A week after HP executives announced plans to buy the wireless network technology vendor, Aerohive officials unveiled a program called “Get Me Off This Island.” Through the sales promotion, Aerohive through the end of the year will offer Aruba customers discounts of up to 25 percent on purchases of Aerohive networking gear.
To be eligible for the program, businesses must have 25 or more Aruba access points installed at the time they order the Aerohive gear. In addition, they must submit a decommissioning statement confirming that their Aruba access points are no longer being used, according to Aerohive officials.
Soon after HP announced the deal March 2, Aerohive CEO David Flynn said customers could suffer as HP works to absorb Aruba.

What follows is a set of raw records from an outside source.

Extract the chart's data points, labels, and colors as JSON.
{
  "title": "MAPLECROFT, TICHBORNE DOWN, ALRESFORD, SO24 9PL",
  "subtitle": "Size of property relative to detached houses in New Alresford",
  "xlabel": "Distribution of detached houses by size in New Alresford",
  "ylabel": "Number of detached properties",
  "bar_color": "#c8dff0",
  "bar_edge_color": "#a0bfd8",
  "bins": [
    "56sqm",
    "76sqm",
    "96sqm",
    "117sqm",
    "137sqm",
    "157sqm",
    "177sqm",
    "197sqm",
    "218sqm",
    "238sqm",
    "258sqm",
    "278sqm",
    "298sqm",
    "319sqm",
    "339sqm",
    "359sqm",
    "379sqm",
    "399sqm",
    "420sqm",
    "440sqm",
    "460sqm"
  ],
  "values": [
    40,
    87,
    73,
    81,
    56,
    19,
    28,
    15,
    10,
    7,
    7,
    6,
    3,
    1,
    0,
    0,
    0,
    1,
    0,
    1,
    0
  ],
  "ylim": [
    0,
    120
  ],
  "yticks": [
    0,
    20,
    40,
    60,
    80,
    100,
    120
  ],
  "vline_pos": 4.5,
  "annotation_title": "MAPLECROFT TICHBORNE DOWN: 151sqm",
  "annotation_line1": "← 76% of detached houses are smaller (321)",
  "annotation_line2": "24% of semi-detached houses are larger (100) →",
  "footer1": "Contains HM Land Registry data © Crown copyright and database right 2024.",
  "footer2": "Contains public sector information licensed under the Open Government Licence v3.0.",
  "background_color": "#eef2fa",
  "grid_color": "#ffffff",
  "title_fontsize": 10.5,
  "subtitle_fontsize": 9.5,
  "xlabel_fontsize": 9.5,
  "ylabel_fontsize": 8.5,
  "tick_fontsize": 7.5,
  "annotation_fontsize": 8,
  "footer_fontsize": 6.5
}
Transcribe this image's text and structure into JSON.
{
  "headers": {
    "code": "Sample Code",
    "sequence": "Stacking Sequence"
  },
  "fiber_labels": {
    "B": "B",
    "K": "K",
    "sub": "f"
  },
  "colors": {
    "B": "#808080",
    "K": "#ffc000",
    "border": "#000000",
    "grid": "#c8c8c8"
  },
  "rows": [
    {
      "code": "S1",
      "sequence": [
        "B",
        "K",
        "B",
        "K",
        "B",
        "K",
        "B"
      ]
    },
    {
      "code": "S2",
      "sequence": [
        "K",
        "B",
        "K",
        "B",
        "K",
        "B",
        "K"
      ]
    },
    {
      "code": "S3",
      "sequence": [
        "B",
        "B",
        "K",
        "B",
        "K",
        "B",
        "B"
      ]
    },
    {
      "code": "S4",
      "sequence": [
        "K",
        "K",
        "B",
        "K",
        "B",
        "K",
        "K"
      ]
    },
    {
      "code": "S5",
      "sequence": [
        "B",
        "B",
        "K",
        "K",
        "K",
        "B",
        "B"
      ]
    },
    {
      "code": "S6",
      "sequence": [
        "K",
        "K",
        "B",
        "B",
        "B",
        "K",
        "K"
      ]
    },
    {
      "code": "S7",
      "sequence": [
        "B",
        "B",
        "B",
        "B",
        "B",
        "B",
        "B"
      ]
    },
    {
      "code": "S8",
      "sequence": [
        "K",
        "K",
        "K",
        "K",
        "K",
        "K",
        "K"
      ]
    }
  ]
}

“Merging two companies is complicated, and inevitably slows down product development, breaks partnerships and creates headaches for customers,” Flynn said in a statement sent to media outlets. “Meanwhile, we’ll keep focusing on innovation, advancing our technology, expanding our ecosystems, and bringing better wireless and better intelligence to our customers.”
In a keynote at Aruba’s Atmosphere 2015 user conference the day after the HP announcement, Aruba CEO Dominci Orr warned users that they would be inundated by competitors looking to sow seeds of doubt about the deal. Orr told them that Aruba, under HP, would continue to innovate and continue put customers needs first.
“Our primary focus is to continue to excel … in this enterprise wireless networking space,” the CEO said, noting that after the deal closes, he and Keerti Melkote, Aruba’s co-founder and chief strategy and technology officer, will run HP’s networking business, ensuring leadership stability. “You have my word that we will not limit your choice of wireless products.”
HP CEO Meg Whitman also tried to put any concerned users at ease, telling them that “the strategic intent is to allow Aruba to prosper and scale.”
Aerohive wasn’t the only Aruba competitor to warn customers about the deal. In an email in late February, when rumors first surfaced about a potential deal, CEO Shane Buckley said the “acquisition will likely have an impact on both vendors’ WiFi product portfolios, which may cause disruptions to existing customers.”